Peraltro, se si confronta il testo dell’intervista pubblicata nel 1994 con la bobina della registrazione del colloquio effettuata di nascosto dai servizi segreti in prigione nell’estate 1993, traspare in modo evidente il travaglio, anche a livello psico-linguistico, del capo dei brigatisti al riguardo della caduta di via Gradoli e il fatto che egli preferisca rimuovere quell’episodio dal suo vissuto e dall’esperienza politico-militare dell’organizzazione, a cui, effettivamente, la vicenda appartiene soltanto in parte e in modo indiretto e passivo. Com’è comprensibile egli è soprattutto interessato a difendere l’onorabilità sua e delle Brigate rosse dal sospetto che a provocare la scoperta della base potesse essere stato lui, ufficialmente l’ultimo a uscirvi, o dei brigatisti dissidenti che vi avevano abitato in passato o avevano effettuato turni di guardia all’esterno durante il sequestro Moro e dunque ne conoscevano l’ubicazione.

Peraltro, se Moretti affermasse di avere subito capito, o almeno sospettato, le effettive modalità della caduta del covo di via Gradoli, sarebbe conseguentemente costretto ad ammettere che Moro, per elementari norme di sicurezza, dopo la giornata del 18 aprile, cambiò il luogo della sua prigionia.

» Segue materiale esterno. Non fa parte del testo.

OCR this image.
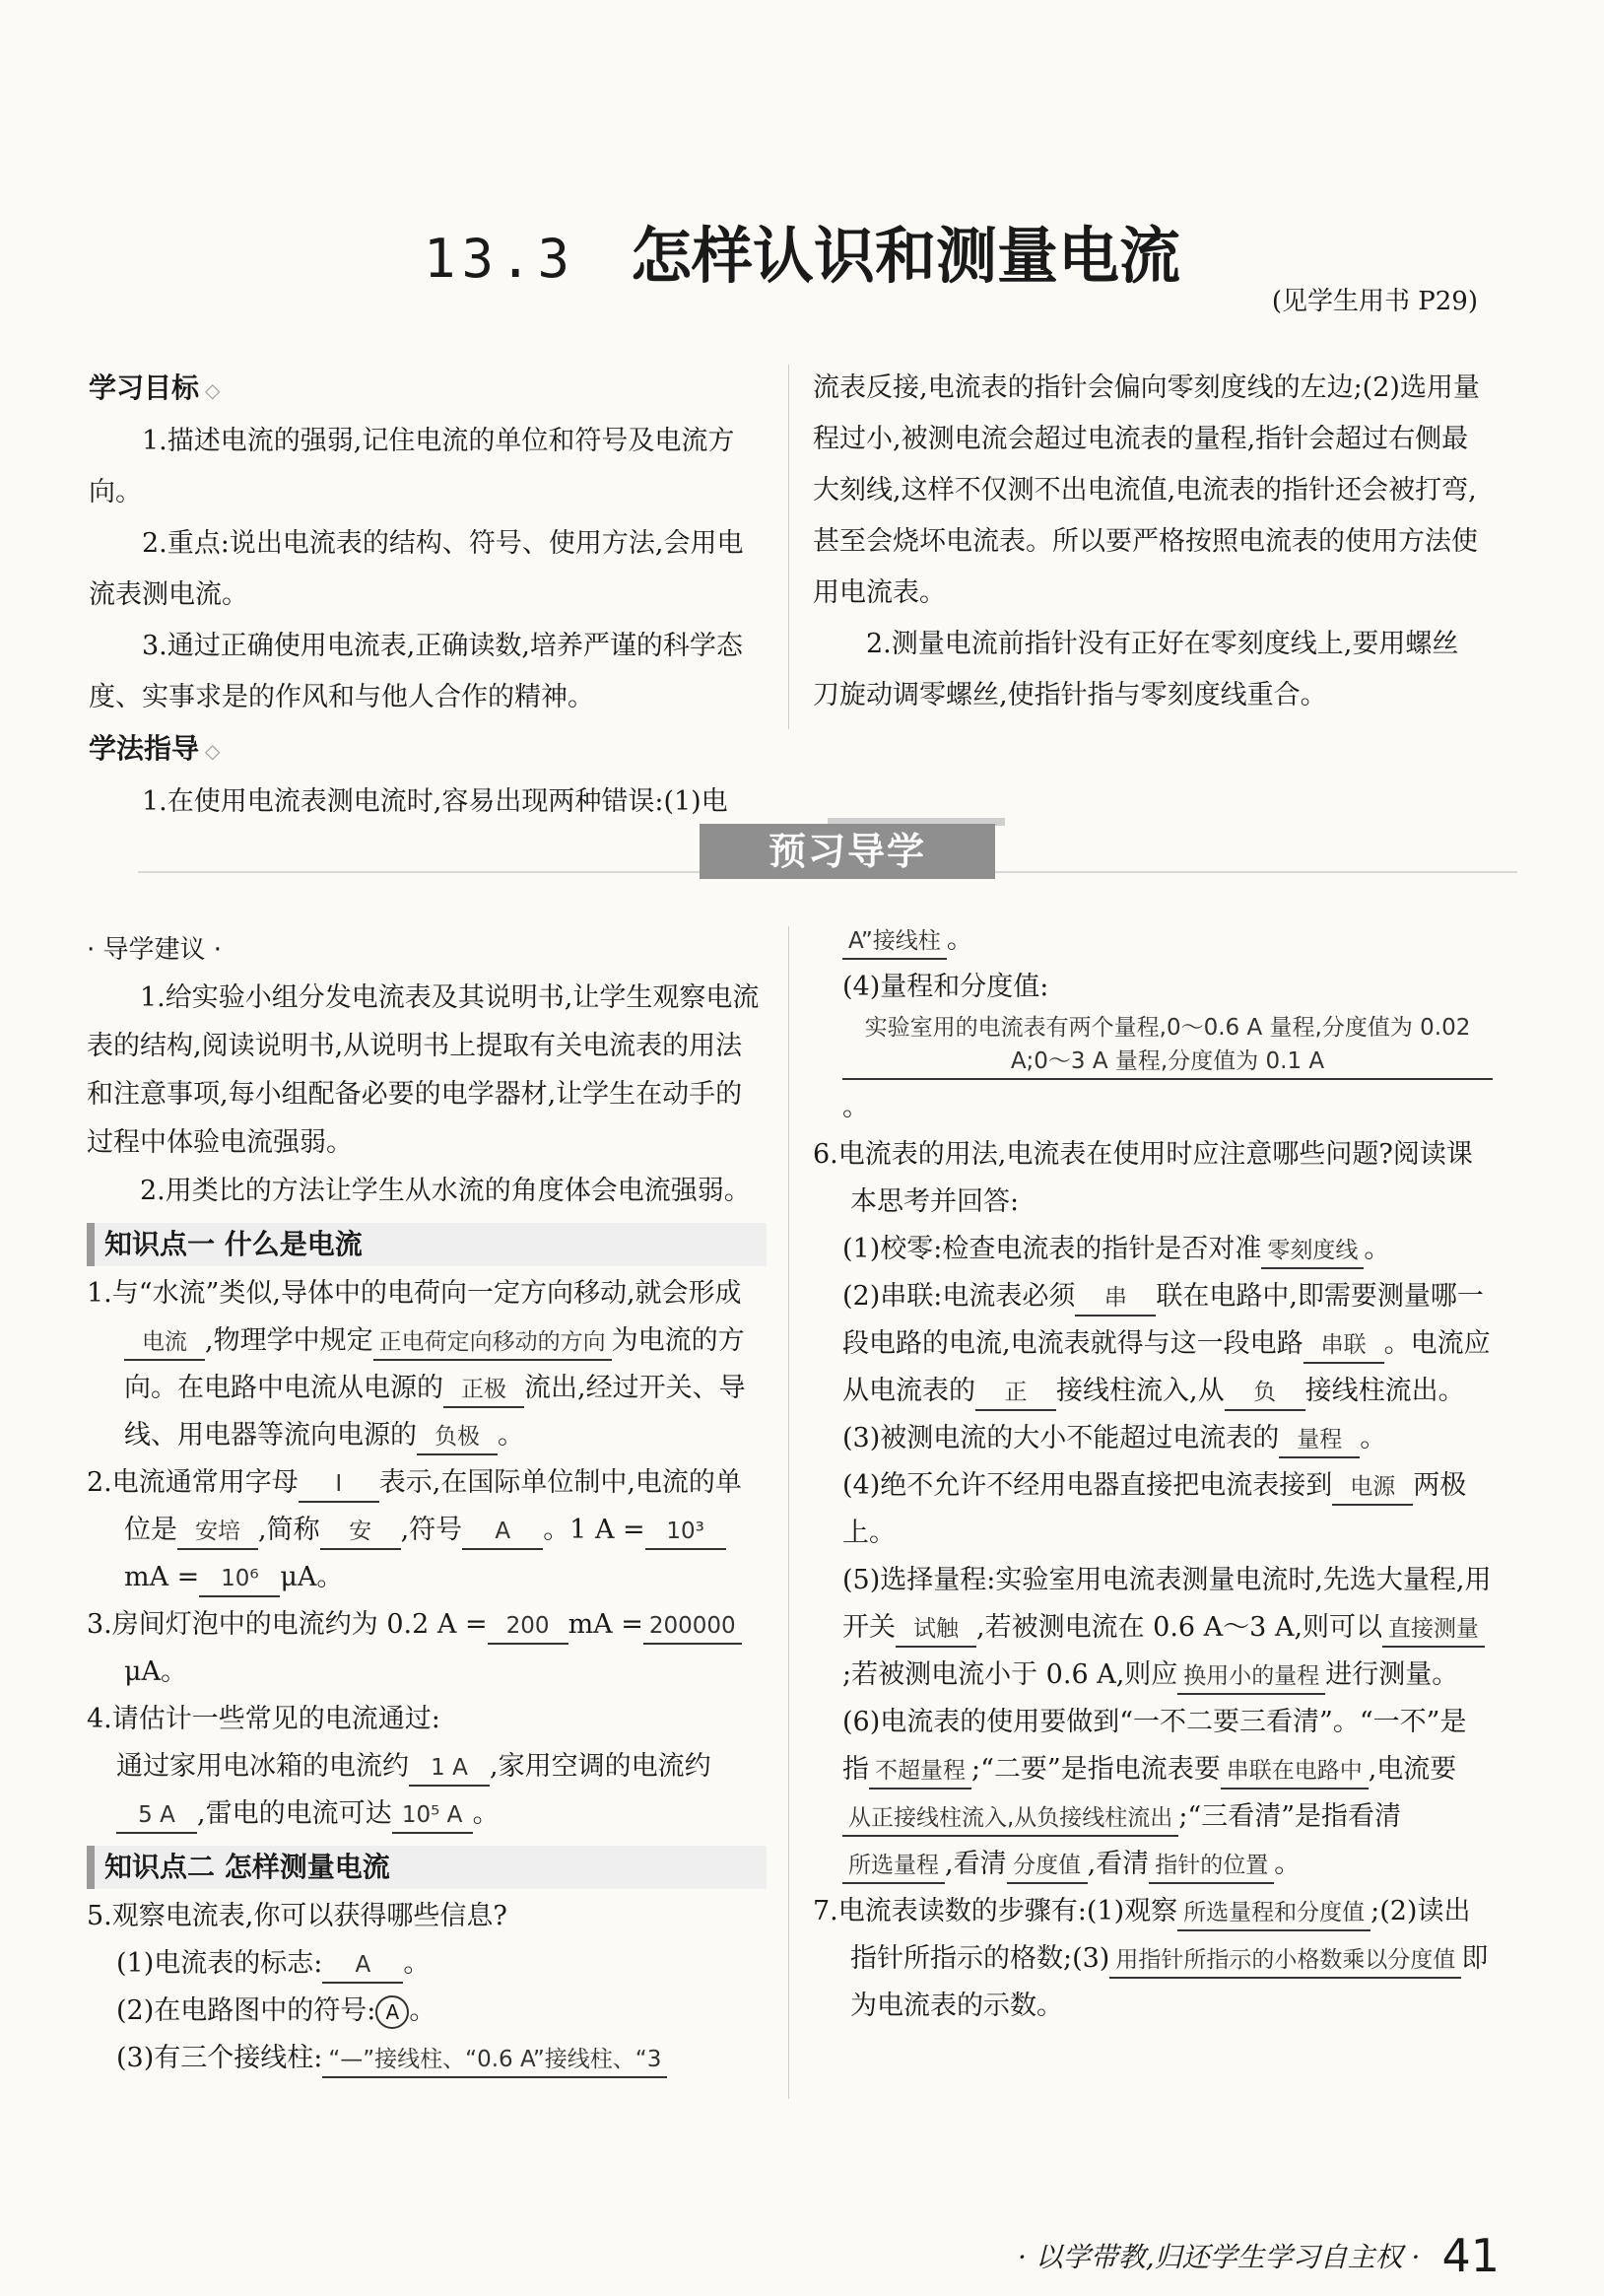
13.3 怎样认识和测量电流
(见学生用书 P29)

学习目标 ◇

1.描述电流的强弱,记住电流的单位和符号及电流方向。

2.重点:说出电流表的结构、符号、使用方法,会用电流表测电流。

3.通过正确使用电流表,正确读数,培养严谨的科学态度、实事求是的作风和与他人合作的精神。

学法指导 ◇

1.在使用电流表测电流时,容易出现两种错误:(1)电

流表反接,电流表的指针会偏向零刻度线的左边;(2)选用量程过小,被测电流会超过电流表的量程,指针会超过右侧最大刻线,这样不仅测不出电流值,电流表的指针还会被打弯,甚至会烧坏电流表。所以要严格按照电流表的使用方法使用电流表。

2.测量电流前指针没有正好在零刻度线上,要用螺丝刀旋动调零螺丝,使指针指与零刻度线重合。

预习导学

· 导学建议 ·

1.给实验小组分发电流表及其说明书,让学生观察电流表的结构,阅读说明书,从说明书上提取有关电流表的用法和注意事项,每小组配备必要的电学器材,让学生在动手的过程中体验电流强弱。

2.用类比的方法让学生从水流的角度体会电流强弱。

知识点一 什么是电流

1.与“水流”类似,导体中的电荷向一定方向移动,就会形成电流 ,物理学中规定 正电荷定向移动的方向 为电流的方向。在电路中电流从电源的 正极 流出,经过开关、导线、用电器等流向电源的 负极 。

2.电流通常用字母 I 表示,在国际单位制中,电流的单位是 安培 ,简称 安 ,符号 A 。1 A = 10³mA = 10⁶ μA。

3.房间灯泡中的电流约为 0.2 A = 200 mA = 200000μA。

4.请估计一些常见的电流通过:

通过家用电冰箱的电流约 1 A ,家用空调的电流约5 A ,雷电的电流可达 10⁵ A 。

知识点二 怎样测量电流

5.观察电流表,你可以获得哪些信息?

(1)电流表的标志: A 。

(2)在电路图中的符号: A 。

(3)有三个接线柱: “—”接线柱、“0.6 A”接线柱、“3

A”接线柱 。

(4)量程和分度值:实验室用的电流表有两个量程,0～0.6 A 量程,分度值为 0.02 A;0～3 A 量程,分度值为 0.1 A。

6.电流表的用法,电流表在使用时应注意哪些问题?阅读课本思考并回答:

(1)校零:检查电流表的指针是否对准 零刻度线 。

(2)串联:电流表必须 串 联在电路中,即需要测量哪一段电路的电流,电流表就得与这一段电路 串联 。电流应从电流表的 正 接线柱流入,从 负 接线柱流出。

(3)被测电流的大小不能超过电流表的 量程 。

(4)绝不允许不经用电器直接把电流表接到 电源 两极上。

(5)选择量程:实验室用电流表测量电流时,先选大量程,用开关 试触 ,若被测电流在 0.6 A～3 A,则可以 直接测量;若被测电流小于 0.6 A,则应 换用小的量程 进行测量。

(6)电流表的使用要做到“一不二要三看清”。“一不”是指 不超量程 ;“二要”是指电流表要 串联在电路中 ,电流要从正接线柱流入,从负接线柱流出 ;“三看清”是指看清所选量程 ,看清 分度值 ,看清 指针的位置 。

7.电流表读数的步骤有:(1)观察 所选量程和分度值 ;(2)读出指针所指示的格数;(3) 用指针所指示的小格数乘以分度值 即为电流表的示数。

· 以学带教,归还学生学习自主权 · 41
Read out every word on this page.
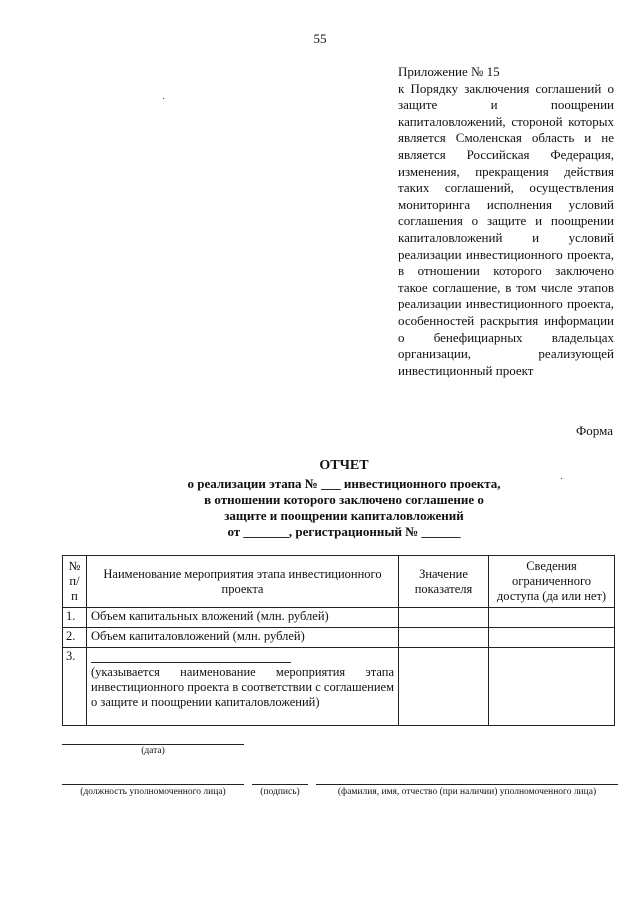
55
Приложение № 15
к Порядку заключения соглашений о защите и поощрении капиталовложений, стороной которых является Смоленская область и не является Российская Федерация, изменения, прекращения действия таких соглашений, осуществления мониторинга исполнения условий соглашения о защите и поощрении капиталовложений и условий реализации инвестиционного проекта, в отношении которого заключено такое соглашение, в том числе этапов реализации инвестиционного проекта, особенностей раскрытия информации о бенефициарных владельцах организации, реализующей инвестиционный проект
Форма
ОТЧЕТ
о реализации этапа № ___ инвестиционного проекта,
в отношении которого заключено соглашение о
защите и поощрении капиталовложений
от _______, регистрационный № ______
№ п/п	Наименование мероприятия этапа инвестиционного проекта	Значение показателя	Сведения ограниченного доступа (да или нет)
1.	Объем капитальных вложений (млн. рублей)		
2.	Объем капиталовложений (млн. рублей)		
3.	(указывается наименование мероприятия этапа инвестиционного проекта в соответствии с соглашением о защите и поощрении капиталовложений)		
(дата)
(должность уполномоченного лица)	(подпись)	(фамилия, имя, отчество (при наличии) уполномоченного лица)
·
·
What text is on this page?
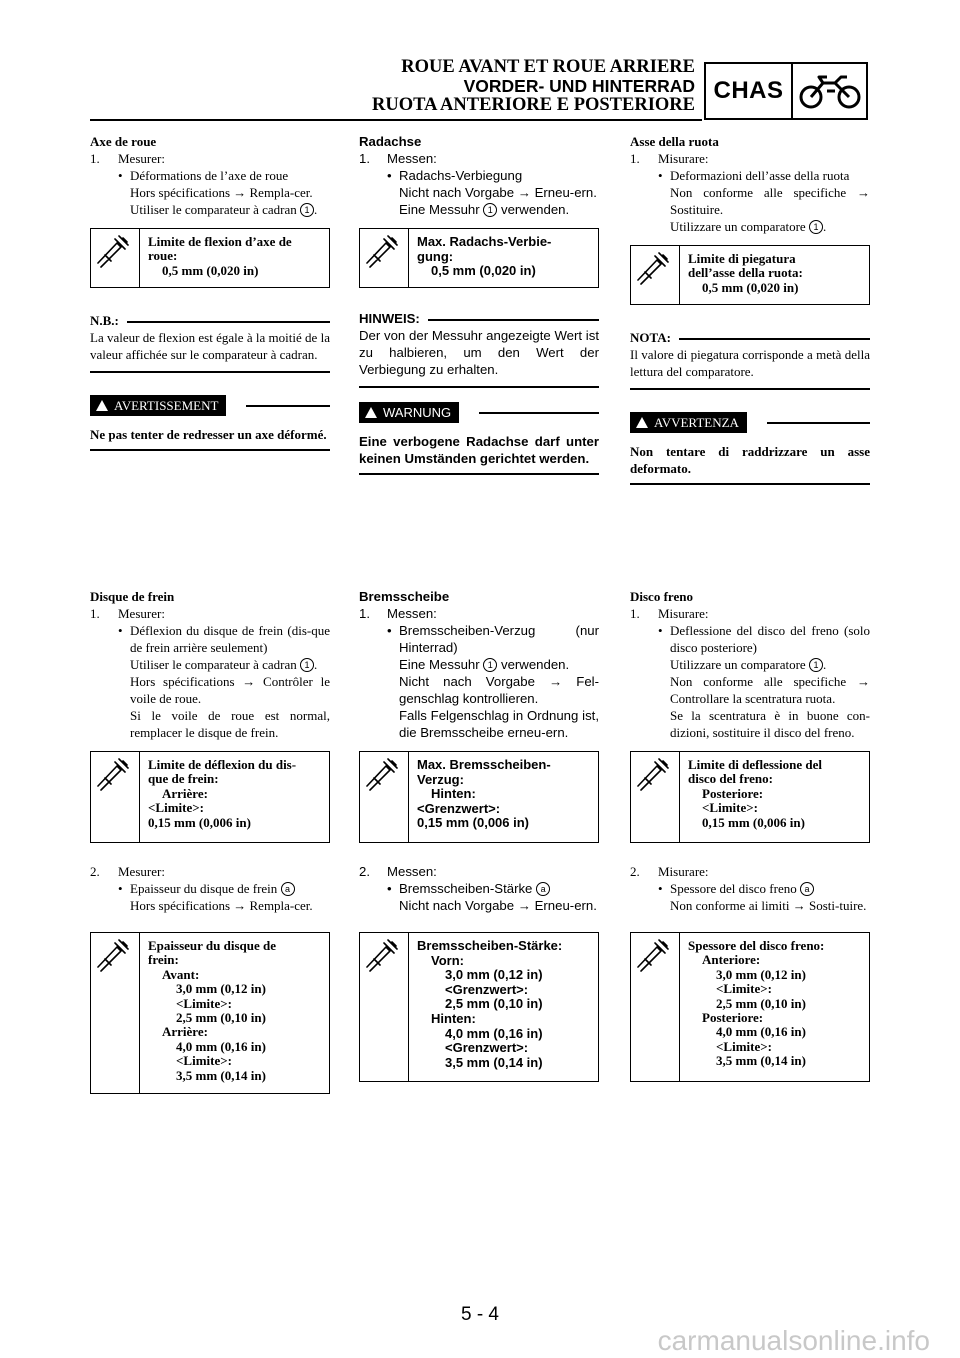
ROUE AVANT ET ROUE ARRIERE
VORDER- UND HINTERRAD
RUOTA ANTERIORE E POSTERIORE
CHAS
Axe de roue
1.	Mesurer:
• Déformations de l’axe de roue
Hors spécifications → Rempla-cer.
Utiliser le comparateur à cadran 1 .
Limite de flexion d’axe de
roue:
0,5 mm (0,020 in)
N.B.:
La valeur de flexion est égale à la moitié de la valeur affichée sur le comparateur à cadran.
AVERTISSEMENT
Ne pas tenter de redresser un axe déformé.
Disque de frein
1.	Mesurer:
• Déflexion du disque de frein (dis-que de frein arrière seulement)
Utiliser le comparateur à cadran 1 .
Hors spécifications → Contrôler le voile de roue.
Si le voile de roue est normal, remplacer le disque de frein.
Limite de déflexion du dis-
que de frein:
Arrière:
<Limite>:
0,15 mm (0,006 in)
2.	Mesurer:
• Epaisseur du disque de frein a
Hors spécifications → Rempla-cer.
Epaisseur du disque de
frein:
Avant:
3,0 mm (0,12 in)
<Limite>:
2,5 mm (0,10 in)
Arrière:
4,0 mm (0,16 in)
<Limite>:
3,5 mm (0,14 in)
Radachse
1.	Messen:
• Radachs-Verbiegung
Nicht nach Vorgabe → Erneu-ern.
Eine Messuhr 1 verwenden.
Max. Radachs-Verbie-
gung:
0,5 mm (0,020 in)
HINWEIS:
Der von der Messuhr angezeigte Wert ist zu halbieren, um den Wert der Verbiegung zu erhalten.
WARNUNG
Eine verbogene Radachse darf unter keinen Umständen gerichtet werden.
Bremsscheibe
1.	Messen:
• Bremsscheiben-Verzug (nur Hinterrad)
Eine Messuhr 1 verwenden.
Nicht nach Vorgabe → Fel-genschlag kontrollieren.
Falls Felgenschlag in Ordnung ist, die Bremsscheibe erneu-ern.
Max. Bremsscheiben-
Verzug:
Hinten:
<Grenzwert>:
0,15 mm (0,006 in)
2.	Messen:
• Bremsscheiben-Stärke a
Nicht nach Vorgabe → Erneu-ern.
Bremsscheiben-Stärke:
Vorn:
3,0 mm (0,12 in)
<Grenzwert>:
2,5 mm (0,10 in)
Hinten:
4,0 mm (0,16 in)
<Grenzwert>:
3,5 mm (0,14 in)
Asse della ruota
1.	Misurare:
• Deformazioni dell’asse della ruota
Non conforme alle specifiche → Sostituire.
Utilizzare un comparatore 1 .
Limite di piegatura
dell’asse della ruota:
0,5 mm (0,020 in)
NOTA:
Il valore di piegatura corrisponde a metà della lettura del comparatore.
AVVERTENZA
Non tentare di raddrizzare un asse deformato.
Disco freno
1.	Misurare:
• Deflessione del disco del freno (solo disco posteriore)
Utilizzare un comparatore 1 .
Non conforme alle specifiche → Controllare la scentratura ruota.
Se la scentratura è in buone con-dizioni, sostituire il disco del freno.
Limite di deflessione del
disco del freno:
Posteriore:
<Limite>:
0,15 mm (0,006 in)
2.	Misurare:
• Spessore del disco freno a
Non conforme ai limiti → Sosti-tuire.
Spessore del disco freno:
Anteriore:
3,0 mm (0,12 in)
<Limite>:
2,5 mm (0,10 in)
Posteriore:
4,0 mm (0,16 in)
<Limite>:
3,5 mm (0,14 in)
5 - 4
carmanualsonline.info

Infatti, allorquando Moretti fu raggiunto anche dalla contemporanea notizia del comunicato del lago della Duchessa, dell’inautenticità del quale egli, a differenza dell’opinione pubblica italiana, era da subito necessariamente avvertito, come avrebbe potuto escludere che esso non era direttamente collegato alla parallela scoperta del covo di via Gradoli e non fosse quindi il minaccioso segnale di oscure manovre in atto nel fronte dell’anti-terrorismo? E da questa semplice constatazione, come avrebbe potuto continuare ad avere la certezza che il “carcere del popolo” fosse ancora sicuro ed escludere di non essere stato pedinato mentre lo raggiungeva muovendosi proprio da via Gradoli? Insomma, cedere proprio su questo decisivo aspetto, su cui, non a caso, le versioni e le propagande del fronte terrorista e di quello dell’antiterrorismo convergono in una medesima eterogenesi di fini, significherebbe essere costretti, ancora oggi, a contribuire al racconto di una verità storica credibile sul periodo del sequestro cominciato con la decisiva giornata del 18 aprile e terminato il 9 maggio 1978 con la morte dell’ostaggio, la scomparsa degli originali dei suoi scritti ed, eventualmente, dei documenti sensibili che l’antiterrorismo sospettava avessero varcato la soglia della prigione. Perché quella catena che unisce il sequestro di persona alla sua dimensione spionistico-informativa, proprio come la poesia di Eugenio Montale, ha “un anello che non tiene. Il filo da disbrogliare che finalmente ci metta nel mezzo di una verità”. L’anello è via Gradoli, il filo il falso comunicato del lago della Duchessa di pochi minuti successivo, su cui dovremo ritornare.